At the beginning of February, I began reading “If Beale Street Could Talk” by James Baldwin.
The first 100 pages were slow but worthwhile as Baldwin developed the characters. By the second 100 pages, the story had really started to cook.
Baldwin was masterfully jumping from time period to time period, revealing why Tish and Fonny were in love, why Fonny was in prison, and what the families of the lovers were doing to try and get Fonny out.
Then my editor went on vacation for three weeks, cashing in an overflow of personal time that had built up due to the pandemic.
My rhythm was broken and “Beale Street” sat unread.
Two weeks into my editor’s vacation, I waxed up my skis for the 20-kilometer freestyle at the fifth annual Tour of Tsalteshi.
Songs on the drive to the race are very important. On this day, I had chosen “Over the Hills and Far Away” off Led Zeppelin’s live album “The Song Remains the Same.”
“When you listen to it, you can hear what each individual person is putting into that, and how two will be bonding with two, and two here, and three, and all four, and it’s just this weave,” Zeppelin guitarist Jimmy Page said in a 2012 Charlie Rose interview of the band’s success.
“Over the Hills and Far Away” is a prime example. The first 52 seconds are devoted to a guitar intro by Page — sad, wistful, but bounding toward optimistic and uplifting.
The next 37 seconds are just Page and vocalist Robert Plant, with the duo starting flirtatious and gradually building to the crashing entrance of the backbone of the band — bassist John Paul Jones and drummer John Bonham.
And then … nothing.
I looked down at my phone. My editor was calling. She was headed to Chicago and needed a photo of the vaccine card in her work desk to get into the Art Institute of Chicago.
Rhythm, again, broken.
I managed to shake loose of the call in time to make it to the start line. Conditions were fast and icy. I whirred through the first 10K as fast as I’d ever done it.
Locked in with a nice group of skiers with a hilly final 10K to come, I thought to myself, “This is going to be a fun race. For the first time since the pandemic started, I’m finally in a fun race again.”
And then … a group of about 15 lycra-clad skiers in front of me were scattering into the woods and ducking behind trees as a pissed off moose made a bluff charge on the trail.

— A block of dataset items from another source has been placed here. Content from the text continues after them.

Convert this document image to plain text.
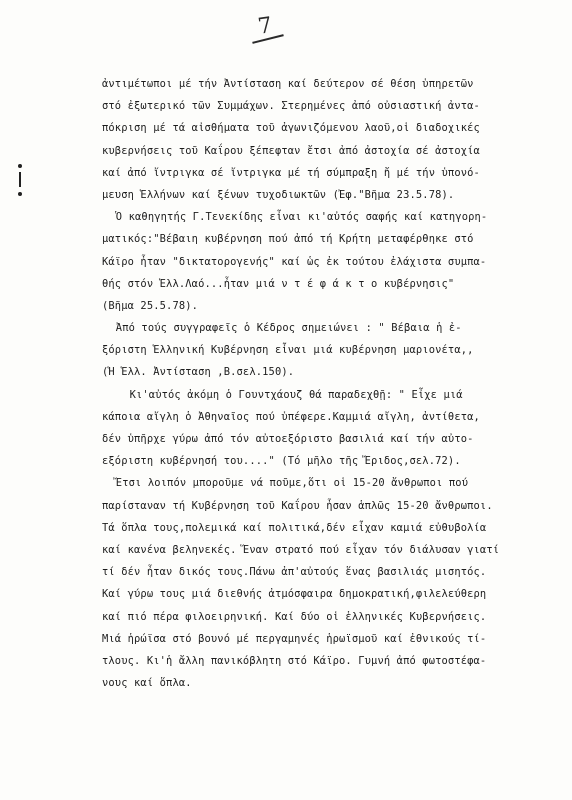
7
ἀντιμέτωποι μέ τήν Ἀντίσταση καί δεύτερον σέ θέση ὑπηρετῶν
στό ἐξωτερικό τῶν Συμμάχων. Στερημένες ἀπό οὐσιαστική ἀντα-
πόκριση μέ τά αἰσθήματα τοῦ ἀγωνιζόμενου λαοῦ,οἱ διαδοχικές
κυβερνήσεις τοῦ Καΐρου ξέπεφταν ἔτσι ἀπό ἀστοχία σέ ἀστοχία
καί ἀπό ἴντριγκα σέ ἴντριγκα μέ τή σύμπραξη ἤ μέ τήν ὑπονό-
μευση Ἑλλήνων καί ξένων τυχοδιωκτῶν (Ἐφ."Βῆμα 23.5.78).
Ὁ καθηγητής Γ.Τενεκίδης εἶναι κι'αὐτός σαφής καί κατηγορη-
ματικός:"Βέβαιη κυβέρνηση πού ἀπό τή Κρήτη μεταφέρθηκε στό
Κάϊρο ἦταν "δικτατορογενής" καί ὡς ἐκ τούτου ἐλάχιστα συμπα-
θής στόν Ἑλλ.Λαό...ἦταν μιά ν τ έ φ ά κ τ ο κυβέρνησις"
(Βῆμα 25.5.78).
Ἀπό τούς συγγραφεῖς ὁ Κέδρος σημειώνει : " Βέβαια ἡ ἐ-
ξόριστη Ἑλληνική Κυβέρνηση εἶναι μιά κυβέρνηση μαριονέτα,,
(Ἡ Ἑλλ. Ἀντίσταση ,Β.σελ.150).
Κι'αὐτός ἀκόμη ὁ Γουντχάουζ θά παραδεχθῇ: " Εἶχε μιά
κάποια αἴγλη ὁ Ἀθηναῖος πού ὑπέφερε.Καμμιά αἴγλη, ἀντίθετα,
δέν ὑπῆρχε γύρω ἀπό τόν αὐτοεξόριστο βασιλιά καί τήν αὐτο-
εξόριστη κυβέρνησή του...." (Τό μῆλο τῆς Ἔριδος,σελ.72).
Ἔτσι λοιπόν μποροῦμε νά ποῦμε,ὅτι οἱ 15-20 ἄνθρωποι πού
παρίσταναν τή Κυβέρνηση τοῦ Καΐρου ἦσαν ἁπλῶς 15-20 ἄνθρωποι.
Τά ὅπλα τους,πολεμικά καί πολιτικά,δέν εἶχαν καμιά εὐθυβολία
καί κανένα βεληνεκές. Ἕναν στρατό πού εἶχαν τόν διάλυσαν γιατί
τί δέν ἦταν δικός τους.Πάνω ἀπ'αὐτούς ἕνας βασιλιάς μισητός.
Καί γύρω τους μιά διεθνής ἀτμόσφαιρα δημοκρατική,φιλελεύθερη
καί πιό πέρα φιλοειρηνική. Καί δύο οἱ ἑλληνικές Κυβερνήσεις.
Μιά ἡρώϊσα στό βουνό μέ περγαμηνές ἡρωϊσμοῦ καί ἐθνικούς τί-
τλους. Κι'ἡ ἄλλη πανικόβλητη στό Κάϊρο. Γυμνή ἀπό φωτοστέφα-
νους καί ὅπλα.
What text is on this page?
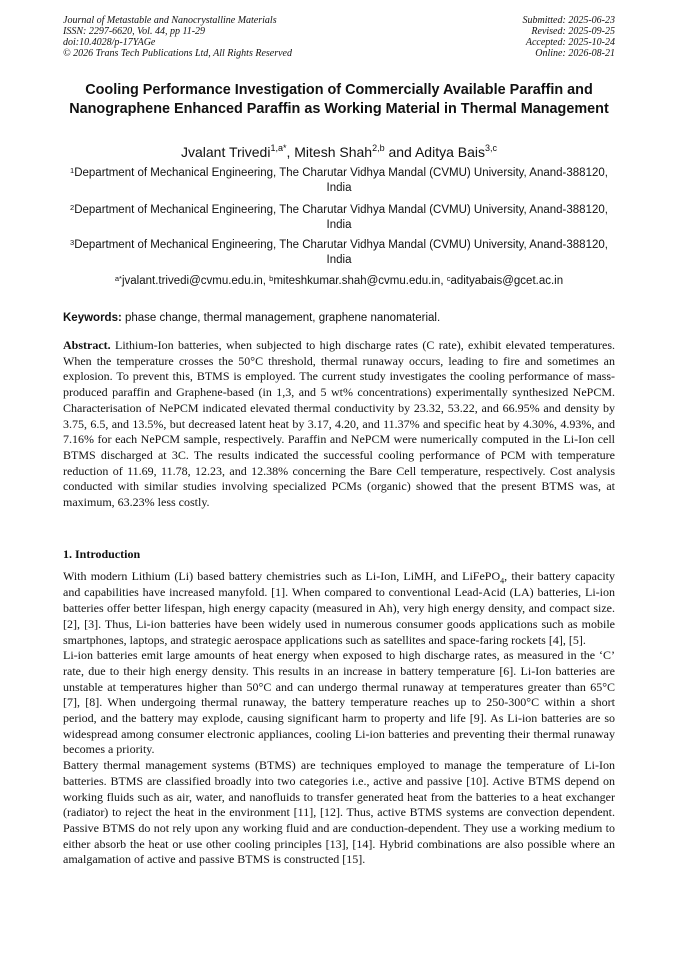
Journal of Metastable and Nanocrystalline Materials
ISSN: 2297-6620, Vol. 44, pp 11-29
doi:10.4028/p-17YAGe
© 2026 Trans Tech Publications Ltd, All Rights Reserved
Submitted: 2025-06-23
Revised: 2025-09-25
Accepted: 2025-10-24
Online: 2026-08-21
Cooling Performance Investigation of Commercially Available Paraffin and Nanographene Enhanced Paraffin as Working Material in Thermal Management
Jvalant Trivedi$^{1,a*}$, Mitesh Shah$^{2,b}$ and Aditya Bais$^{3,c}$
$^1$Department of Mechanical Engineering, The Charutar Vidhya Mandal (CVMU) University, Anand-388120, India
$^2$Department of Mechanical Engineering, The Charutar Vidhya Mandal (CVMU) University, Anand-388120, India
$^3$Department of Mechanical Engineering, The Charutar Vidhya Mandal (CVMU) University, Anand-388120, India
$^{a*}$jvalant.trivedi@cvmu.edu.in, $^b$miteshkumar.shah@cvmu.edu.in, $^c$adityabais@gcet.ac.in
Keywords: phase change, thermal management, graphene nanomaterial.

Abstract. Lithium-Ion batteries, when subjected to high discharge rates (C rate), exhibit elevated temperatures. When the temperature crosses the 50°C threshold, thermal runaway occurs, leading to fire and sometimes an explosion. To prevent this, BTMS is employed. The current study investigates the cooling performance of mass-produced paraffin and Graphene-based (in 1,3, and 5 wt% concentrations) experimentally synthesized NePCM. Characterisation of NePCM indicated elevated thermal conductivity by 23.32, 53.22, and 66.95% and density by 3.75, 6.5, and 13.5%, but decreased latent heat by 3.17, 4.20, and 11.37% and specific heat by 4.30%, 4.93%, and 7.16% for each NePCM sample, respectively. Paraffin and NePCM were numerically computed in the Li-Ion cell BTMS discharged at 3C. The results indicated the successful cooling performance of PCM with temperature reduction of 11.69, 11.78, 12.23, and 12.38% concerning the Bare Cell temperature, respectively. Cost analysis conducted with similar studies involving specialized PCMs (organic) showed that the present BTMS was, at maximum, 63.23% less costly.

1. Introduction

With modern Lithium (Li) based battery chemistries such as Li-Ion, LiMH, and LiFePO$_4$, their battery capacity and capabilities have increased manyfold. [1]. When compared to conventional Lead-Acid (LA) batteries, Li-ion batteries offer better lifespan, high energy capacity (measured in Ah), very high energy density, and compact size. [2], [3]. Thus, Li-ion batteries have been widely used in numerous consumer goods applications such as mobile smartphones, laptops, and strategic aerospace applications such as satellites and space-faring rockets [4], [5].

Li-ion batteries emit large amounts of heat energy when exposed to high discharge rates, as measured in the ‘C’ rate, due to their high energy density. This results in an increase in battery temperature [6]. Li-Ion batteries are unstable at temperatures higher than 50°C and can undergo thermal runaway at temperatures greater than 65°C [7], [8]. When undergoing thermal runaway, the battery temperature reaches up to 250-300°C within a short period, and the battery may explode, causing significant harm to property and life [9]. As Li-ion batteries are so widespread among consumer electronic appliances, cooling Li-ion batteries and preventing their thermal runaway becomes a priority.

Battery thermal management systems (BTMS) are techniques employed to manage the temperature of Li-Ion batteries. BTMS are classified broadly into two categories i.e., active and passive [10]. Active BTMS depend on working fluids such as air, water, and nanofluids to transfer generated heat from the batteries to a heat exchanger (radiator) to reject the heat in the environment [11], [12]. Thus, active BTMS systems are convection dependent. Passive BTMS do not rely upon any working fluid and are conduction-dependent. They use a working medium to either absorb the heat or use other cooling principles [13], [14]. Hybrid combinations are also possible where an amalgamation of active and passive BTMS is constructed [15].
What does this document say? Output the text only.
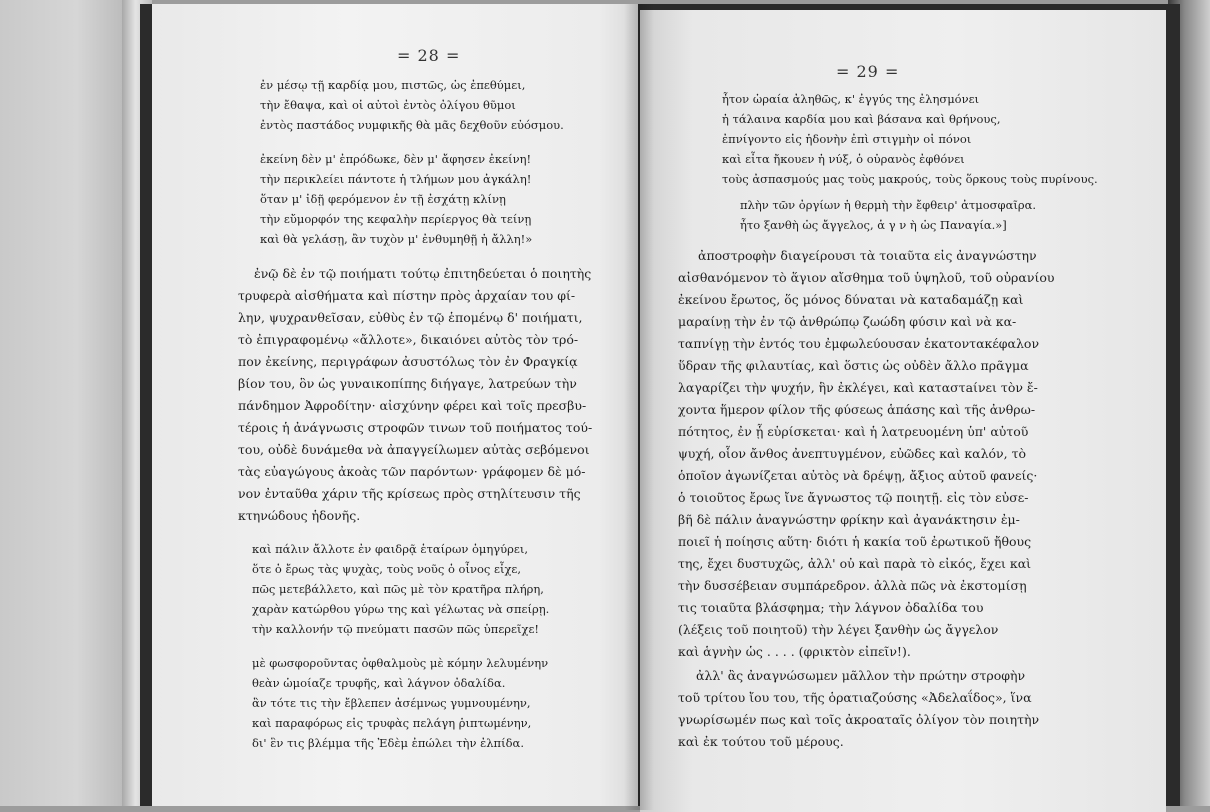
= 28 =
ἐν μέσῳ τῇ καρδίᾳ μου, πιστῶς, ὡς ἐπεθύμει,
τὴν ἔθαψα, καὶ οἱ αὐτοὶ ἐντὸς ὀλίγου θῦμοι
ἐντὸς παστάδος νυμφικῆς θὰ μᾶς δεχθοῦν εὐόσμου.
ἐκείνη δὲν μ' ἐπρόδωκε, δὲν μ' ἄφησεν ἐκείνη!
τὴν περικλείει πάντοτε ἡ τλήμων μου ἀγκάλη!
ὅταν μ' ἰδῇ φερόμενον ἐν τῇ ἐσχάτῃ κλίνῃ
τὴν εὔμορφόν της κεφαλὴν περίεργος θὰ τείνῃ
καὶ θὰ γελάσῃ, ἂν τυχὸν μ' ἐνθυμηθῇ ἡ ἄλλη!»
ἐνῷ δὲ ἐν τῷ ποιήματι τούτῳ ἐπιτηδεύεται ὁ ποιητὴς
τρυφερὰ αἰσθήματα καὶ πίστην πρὸς ἀρχαίαν του φί-
λην, ψυχρανθεῖσαν, εὐθὺς ἐν τῷ ἑπομένῳ δ' ποιήματι,
τὸ ἐπιγραφομένῳ «ἄλλοτε», δικαιόνει αὐτὸς τὸν τρό-
πον ἐκείνης, περιγράφων ἀσυστόλως τὸν ἐν Φραγκίᾳ
βίον του, ὃν ὡς γυναικοπίπης διήγαγε, λατρεύων τὴν
πάνδημον Ἀφροδίτην· αἰσχύνην φέρει καὶ τοῖς πρεσβυ-
τέροις ἡ ἀνάγνωσις στροφῶν τινων τοῦ ποιήματος τού-
του, οὐδὲ δυνάμεθα νὰ ἀπαγγείλωμεν αὐτὰς σεβόμενοι
τὰς εὐαγώγους ἀκοὰς τῶν παρόντων· γράφομεν δὲ μό-
νον ἐνταῦθα χάριν τῆς κρίσεως πρὸς στηλίτευσιν τῆς
κτηνώδους ἡδονῆς.
καὶ πάλιν ἄλλοτε ἐν φαιδρᾷ ἑταίρων ὁμηγύρει,
ὅτε ὁ ἔρως τὰς ψυχὰς, τοὺς νοῦς ὁ οἶνος εἶχε,
πῶς μετεβάλλετο, καὶ πῶς μὲ τὸν κρατῆρα πλήρη,
χαρὰν κατώρθου γύρω της καὶ γέλωτας νὰ σπείρῃ.
τὴν καλλονήν τῷ πνεύματι πασῶν πῶς ὑπερεῖχε!
μὲ φωσφοροῦντας ὀφθαλμοὺς μὲ κόμην λελυμένην
θεὰν ὡμοίαζε τρυφῆς, καὶ λάγνον ὀδαλίδα.
ἂν τότε τις τὴν ἔβλεπεν ἀσέμνως γυμνουμένην,
καὶ παραφόρως εἰς τρυφὰς πελάγη ῥιπτωμένην,
δι' ἓν τις βλέμμα τῆς Ἐδὲμ ἐπώλει τὴν ἐλπίδα.
= 29 =
ἦτον ὡραία ἀληθῶς, κ' ἐγγύς της ἐλησμόνει
ἡ τάλαινα καρδία μου καὶ βάσανα καὶ θρήνους,
ἐπνίγοντο εἰς ἡδονὴν ἐπὶ στιγμὴν οἱ πόνοι
καὶ εἶτα ἤκουεν ἡ νύξ, ὁ οὐρανὸς ἐφθόνει
τοὺς ἀσπασμούς μας τοὺς μακρούς, τοὺς ὅρκους τοὺς πυρίνους.
πλὴν τῶν ὀργίων ἡ θερμὴ τὴν ἔφθειρ' ἀτμοσφαῖρα.
ἦτο ξανθὴ ὡς ἄγγελος, ἁ γ ν ὴ ὡς Παναγία.»]
ἀποστροφὴν διαγείρουσι τὰ τοιαῦτα εἰς ἀναγνώστην
αἰσθανόμενον τὸ ἅγιον αἴσθημα τοῦ ὑψηλοῦ, τοῦ οὐρανίου
ἐκείνου ἔρωτος, ὅς μόνος δύναται νὰ καταδαμάζῃ καὶ
μαραίνῃ τὴν ἐν τῷ ἀνθρώπῳ ζωώδη φύσιν καὶ νὰ κα-
ταπνίγῃ τὴν ἐντός του ἐμφωλεύουσαν ἑκατοντακέφαλον
ὕδραν τῆς φιλαυτίας, καὶ ὅστις ὡς οὐδὲν ἄλλο πρᾶγμα
λαγαρίζει τὴν ψυχήν, ἣν ἐκλέγει, καὶ καταστaίνει τὸν ἔ-
χοντα ἥμερον φίλον τῆς φύσεως ἁπάσης καὶ τῆς ἀνθρω-
πότητος, ἐν ᾗ εὑρίσκεται· καὶ ἡ λατρευομένη ὑπ' αὐτοῦ
ψυχή, οἷον ἄνθος ἀνεπτυγμένον, εὐῶδες καὶ καλόν, τὸ
ὁποῖον ἀγωνίζεται αὐτὸς νὰ δρέψῃ, ἄξιος αὐτοῦ φανείς·
ὁ τοιοῦτος ἔρως ἴνε ἄγνωστος τῷ ποιητῇ. εἰς τὸν εὐσε-
βῆ δὲ πάλιν ἀναγνώστην φρίκην καὶ ἀγανάκτησιν ἐμ-
ποιεῖ ἡ ποίησις αὕτη· διότι ἡ κακία τοῦ ἐρωτικοῦ ἤθους
της, ἔχει δυστυχῶς, ἀλλ' οὐ καὶ παρὰ τὸ εἰκός, ἔχει καὶ
τὴν δυσσέβειαν συμπάρεδρον. ἀλλὰ πῶς νὰ ἐκστομίσῃ
τις τοιαῦτα βλάσφημα; τὴν λάγνον ὀδαλίδα του
(λέξεις τοῦ ποιητοῦ) τὴν λέγει ξανθὴν ὡς ἄγγελον
καὶ ἁγνὴν ὡς . . . . (φρικτὸν εἰπεῖν!).
ἀλλ' ἂς ἀναγνώσωμεν μᾶλλον τὴν πρώτην στροφὴν
τοῦ τρίτου ἴου του, τῆς ὁρατιαζούσης «Ἀδελαΐδος», ἵνα
γνωρίσωμέν πως καὶ τοῖς ἀκροαταῖς ὀλίγον τὸν ποιητὴν
καὶ ἐκ τούτου τοῦ μέρους.
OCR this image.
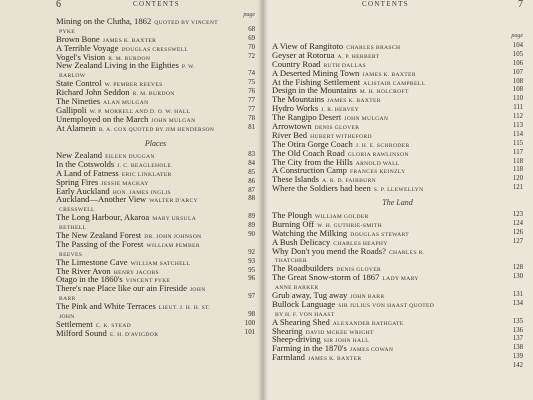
6	CONTENTS
page
Mining on the Clutha, 1862 QUOTED BY VINCENT
PYKE	68
Brown Bone JAMES K. BAXTER	69
A Terrible Voyage DOUGLAS CRESSWELL	70
Vogel's Vision R. M. BURDON	72
New Zealand Living in the Eighties P. W.
BARLOW	74
State Control W. PEMBER REEVES	75
Richard John Seddon R. M. BURDON	76
The Nineties ALAN MULGAN	77
Gallipoli W. P. MORRELL AND D. O. W. HALL	77
Unemployed on the March JOHN MULGAN	78
At Alamein B. A. COX QUOTED BY JIM HENDERSON	81
Places
New Zealand EILEEN DUGGAN	83
In the Cotswolds J. C. BEAGLEHOLE	84
A Land of Fatness ERIC LINKLATER	85
Spring Fires JESSIE MACKAY	86
Early Auckland HON. JAMES INGLIS	87
Auckland—Another View WALTER D'ARCY	88
CRESSWELL
The Long Harbour, Akaroa MARY URSULA	89
BETHELL	89
The New Zealand Forest DR. JOHN JOHNSON	90
The Passing of the Forest WILLIAM PEMBER
REEVES	92
The Limestone Cave WILLIAM SATCHELL	93
The River Avon HENRY JACOBS	95
Otago in the 1860's VINCENT PYKE	96
There's nae Place like our ain Fireside JOHN
BARR	97
The Pink and White Terraces LIEUT. J. H. H. ST.
JOHN	98
Settlement C. K. STEAD	100
Milford Sound E. H. D'AVIGDOR	101
CONTENTS	7
page
A View of Rangitoto CHARLES BRASCH	104
Geyser at Rotorua A. P. HERBERT	105
Country Road RUTH DALLAS	106
A Deserted Mining Town JAMES K. BAXTER	107
At the Fishing Settlement ALISTAIR CAMPBELL	108
Design in the Mountains M. H. HOLCROFT	108
The Mountains JAMES K. BAXTER	110
Hydro Works J. R. HERVEY	111
The Rangipo Desert JOHN MULGAN	112
Arrowtown DENIS GLOVER	113
River Bed HUBERT WITHEFORD	114
The Otira Gorge Coach J. H. E. SCHRODER	115
The Old Coach Road GLORIA RAWLINSON	117
The City from the Hills ARNOLD WALL	118
A Construction Camp FRANCES KEINZLY	118
These Islands A. R. D. FAIRBURN	120
Where the Soldiers had been S. P. LLEWELLYN	121
The Land
The Plough WILLIAM GOLDER	123
Burning Off W. H. GUTHRIE-SMITH	124
Watching the Milking DOUGLAS STEWART	126
A Bush Delicacy CHARLES HEAPHY	127
Why Don't you mend the Roads? CHARLES R.
THATCHER
The Roadbuilders DENIS GLOVER	128
The Great Snow-storm of 1867 LADY MARY	130
ANNE BARKER
Grub away, Tug away JOHN BARR	131
Bullock Language SIR JULIUS VON HAAST QUOTED	134
BY H. F. VON HAAST
A Shearing Shed ALEXANDER BATHGATE	135
Shearing DAVID MCKEE WRIGHT	136
Sheep-driving SIR JOHN HALL	137
Farming in the 1870's JAMES COWAN	138
Farmland JAMES K. BAXTER	139
142
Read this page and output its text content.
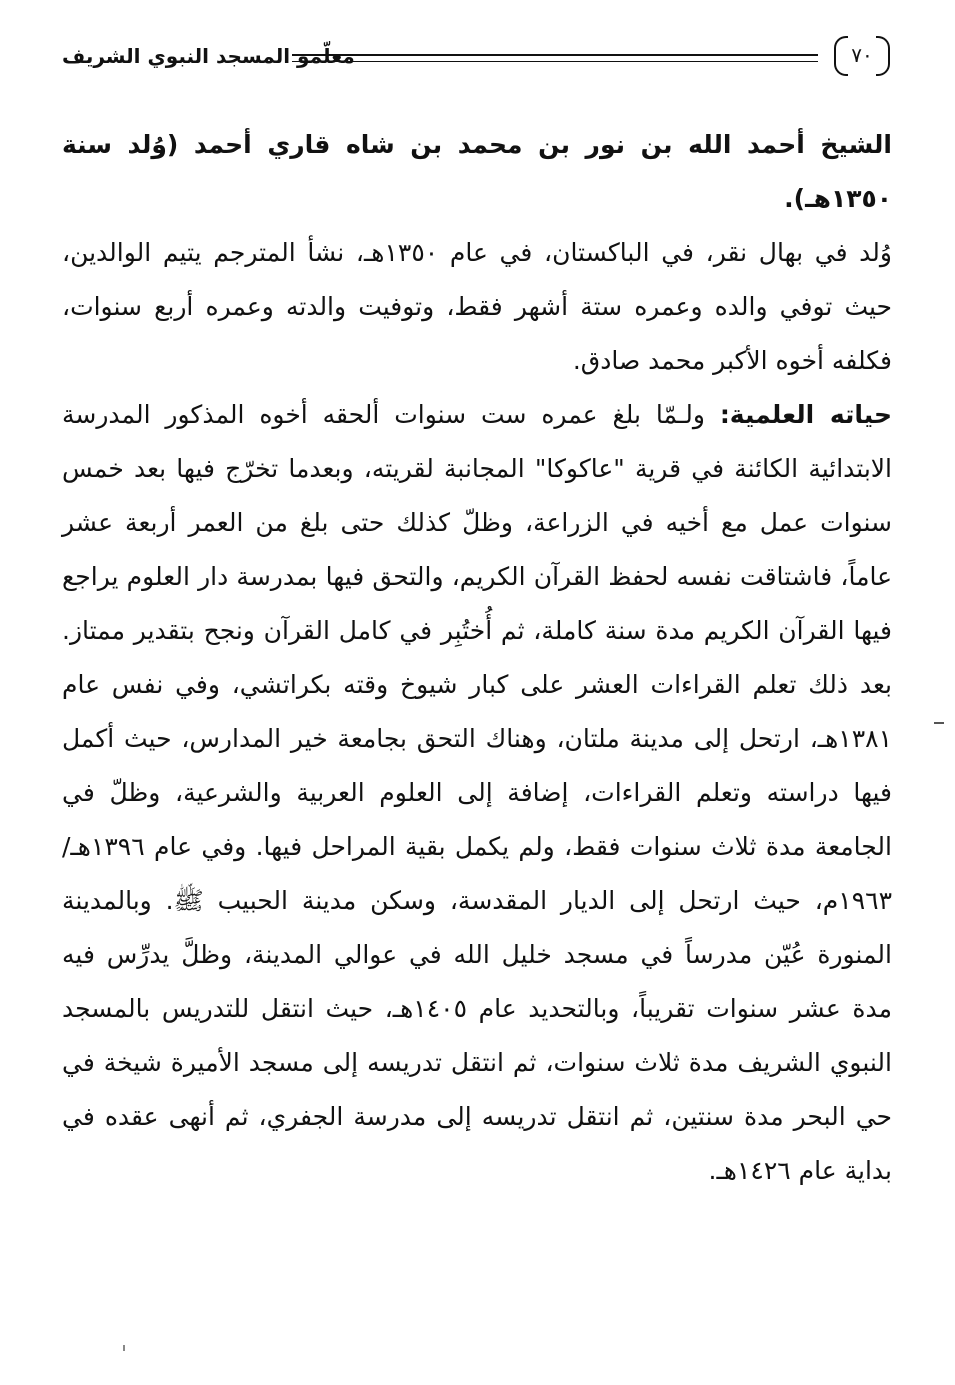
معلّمو المسجد النبوي الشريف	٧٠

الشيخ أحمد الله بن نور بن محمد بن شاه قاري أحمد (وُلد سنة ١٣٥٠هـ).

وُلد في بهال نقر، في الباكستان، في عام ١٣٥٠هـ، نشأ المترجم يتيم الوالدين، حيث توفي والده وعمره ستة أشهر فقط، وتوفيت والدته وعمره أربع سنوات، فكلفه أخوه الأكبر محمد صادق.

حياته العلمية: ولـمّا بلغ عمره ست سنوات ألحقه أخوه المذكور المدرسة الابتدائية الكائنة في قرية "عاكوكا" المجانبة لقريته، وبعدما تخرّج فيها بعد خمس سنوات عمل مع أخيه في الزراعة، وظلّ كذلك حتى بلغ من العمر أربعة عشر عاماً، فاشتاقت نفسه لحفظ القرآن الكريم، والتحق فيها بمدرسة دار العلوم يراجع فيها القرآن الكريم مدة سنة كاملة، ثم أُختُبِر في كامل القرآن ونجح بتقدير ممتاز. بعد ذلك تعلم القراءات العشر على كبار شيوخ وقته بكراتشي، وفي نفس عام ١٣٨١هـ، ارتحل إلى مدينة ملتان، وهناك التحق بجامعة خير المدارس، حيث أكمل فيها دراسته وتعلم القراءات، إضافة إلى العلوم العربية والشرعية، وظلّ في الجامعة مدة ثلاث سنوات فقط، ولم يكمل بقية المراحل فيها. وفي عام ١٣٩٦هـ/ ١٩٦٣م، حيث ارتحل إلى الديار المقدسة، وسكن مدينة الحبيب ﷺ. وبالمدينة المنورة عُيّن مدرساً في مسجد خليل الله في عوالي المدينة، وظلَّ يدرِّس فيه مدة عشر سنوات تقريباً، وبالتحديد عام ١٤٠٥هـ، حيث انتقل للتدريس بالمسجد النبوي الشريف مدة ثلاث سنوات، ثم انتقل تدريسه إلى مسجد الأميرة شيخة في حي البحر مدة سنتين، ثم انتقل تدريسه إلى مدرسة الجفري، ثم أنهى عقده في بداية عام ١٤٢٦هـ.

After four or five minutes of trying to get the moose to yield, a group decision was made to use a bypass and leave about 600 meters of the course to the moose. By the time the race got going again, I found myself skiing in a pack of skiers who had caught up during the standoff.
A sustaining rhythm had once again been broken.
I did finish the race. I played the song on the drive home. I turned the final page on Baldwin’s classic a few days after my editor returned.
Alan Boraas, the late professor of anthropology at Kenai Peninsula College, once wrote: “In the card game of life, nature is the dealer. We don’t get to deal, we only get to react.”
That being said, I’m ready for life to get back into a more regular rhythm.